1951 => 1960 1961 => 1970 1971 => 1980 1981 => 1990 1991 => 2000 2001 => 2010 2011 =>   
Outlook
800 m 1 2 5 1 3 2 1
1000 m 10 3 2 1 1
1500 m 12 1 4 4 3
2000 m 1 4 1 2 2
3000 m s 3 4 3 1 3
5000 m 9 5 3 4 6 1
10000 m 3 4 3 2 8 2
3000 m s 11 7 7 1 4 3
Mile 4 5 4 4 2
2 miles 3 7 4 1 6
Total 57 42 36 21 38 8 1
Indoor
800 m i 1 6 1 3 2 1
1000 m i 1 4 2 3 3
1500 m i 2 6 2 5 2 2 1
Mile 6 4 4 2 1 1
3000 M i 4 5 2 6 5
5000 m i 2 4 1 4 1
Total 14 27 15 20 17 4 2
TOTAL 71 69 51 41 55 12 3

 

Sur piste, battre des records du monde est devenu extrêmement difficile. 

Quand un sport se construit essentiellement sur la notion de records et qu’ils ne peuvent plus être battus cela constitue un sacré handicap pour attirer médias, sponsors et spectateurs. Comment faire, si très hautes performances, records, sont depuis de nombreuses années aux abonnés absents.

On constate que seules les disciplines (5km, 10 km, semi-marathon, marathon) sur route voient leurs performances s’améliorer et même exploser. World Athletics ne peut que se réjouir de cette situation et fermer les yeux sur les conditions de réalisation. A-t-elle d’ailleurs les moyens ou la volonté de s’opposer à la puissance de frappe d’une des plus grandes entreprises mondiales. 

A-t-elle un autre choix que celui de laisser poursuivre cette course à l’armement et à quel prix ? Aura -t-elle la capacité de réglementer, légiférer afin de réguler ? 

De toute façon, le mal est déjà fait. 

Bilans internationaux et nationaux chahutés, performances surévaluées.

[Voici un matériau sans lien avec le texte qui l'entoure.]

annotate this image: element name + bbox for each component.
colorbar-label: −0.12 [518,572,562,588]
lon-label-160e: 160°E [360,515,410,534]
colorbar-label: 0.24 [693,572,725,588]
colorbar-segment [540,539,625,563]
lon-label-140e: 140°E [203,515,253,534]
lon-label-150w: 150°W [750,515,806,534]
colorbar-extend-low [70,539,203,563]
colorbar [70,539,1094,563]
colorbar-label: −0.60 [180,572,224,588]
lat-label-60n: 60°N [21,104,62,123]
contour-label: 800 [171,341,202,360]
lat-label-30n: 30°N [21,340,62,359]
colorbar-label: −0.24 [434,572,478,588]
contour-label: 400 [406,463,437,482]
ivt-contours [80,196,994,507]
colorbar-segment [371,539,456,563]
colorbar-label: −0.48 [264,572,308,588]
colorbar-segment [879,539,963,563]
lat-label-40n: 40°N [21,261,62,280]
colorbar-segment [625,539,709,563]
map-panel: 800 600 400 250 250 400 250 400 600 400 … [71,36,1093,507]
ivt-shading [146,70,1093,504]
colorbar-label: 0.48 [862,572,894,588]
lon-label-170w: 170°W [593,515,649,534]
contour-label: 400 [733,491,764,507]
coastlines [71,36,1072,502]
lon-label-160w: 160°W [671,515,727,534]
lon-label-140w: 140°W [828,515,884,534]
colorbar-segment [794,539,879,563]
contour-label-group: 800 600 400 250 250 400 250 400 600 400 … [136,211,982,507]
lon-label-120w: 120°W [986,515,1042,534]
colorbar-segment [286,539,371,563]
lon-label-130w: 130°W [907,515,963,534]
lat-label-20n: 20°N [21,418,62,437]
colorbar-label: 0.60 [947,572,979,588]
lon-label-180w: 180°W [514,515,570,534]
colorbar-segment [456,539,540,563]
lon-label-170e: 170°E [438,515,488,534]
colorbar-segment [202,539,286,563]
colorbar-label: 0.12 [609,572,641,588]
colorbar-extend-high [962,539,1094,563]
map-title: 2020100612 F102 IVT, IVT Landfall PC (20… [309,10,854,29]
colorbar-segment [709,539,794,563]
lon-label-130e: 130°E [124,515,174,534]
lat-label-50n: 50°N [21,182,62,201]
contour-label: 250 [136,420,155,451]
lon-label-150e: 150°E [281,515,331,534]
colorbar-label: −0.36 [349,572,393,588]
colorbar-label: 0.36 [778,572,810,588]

Est-il possible de faire marche arrière ? C’est peu probable ! 

Et les coureurs, porteurs de ces magnifiques chaussures, comment vont-ils vivre avec ce simulacre, cette illusion de performance, qui va peut-être les accompagner toute leur vie ?

Et si l’effet chaussures n’était pas durable dans le temps, avec la fin de l’effet placebo, et si le l’adaptation du coureur à la biomécanique de la chaussure diminuait avec le temps leur efficacité, et si l’obsolescence des chaussures était programmée et que pour continuer à maintenir son niveau ou améliorer son temps, il faille passer au nouveau modèle. 

Et si, les pointes Nike pour la piste ne se révélaient pas aussi « géniales » que promises et que nos coureurs se retrouvent alors lors des épreuves sur piste en face de leur propre vérité : leur véritable niveau ? Ne vont-ils plus courir que sur route pour échapper au verdict de la piste, le seul juge de paix.

Nike, son projet Breaking 2 puis Ineo et ses coureurs Nike ont créé un tsunami dans le monde de la course à pied, aussi violent que l’arrivée de l’EPO au début des années 1990 mais sûrement plus profond encore car impossible à combattre puisque autorisé et touchant aussi les profondeurs du peloton. 

Alors que faire ? Sinon dénoncer ce qui s’apparente à une gigantesque escroquerie malmenant les fondements et les valeurs de notre sport. 

 

 

Ndlr

Les temps retenus pour les analyses sont les temps officiels et non les temps réels. Les temps officiels étant ceux retenus par World Athletics. Ce choix réduit donc les écarts avec les records personnels préalables. 

Les temps réalisés sur des 10 kilomètres jugés trop favorables comme celui de Morlaix n’ont pas été pris en compte dans l’analyse.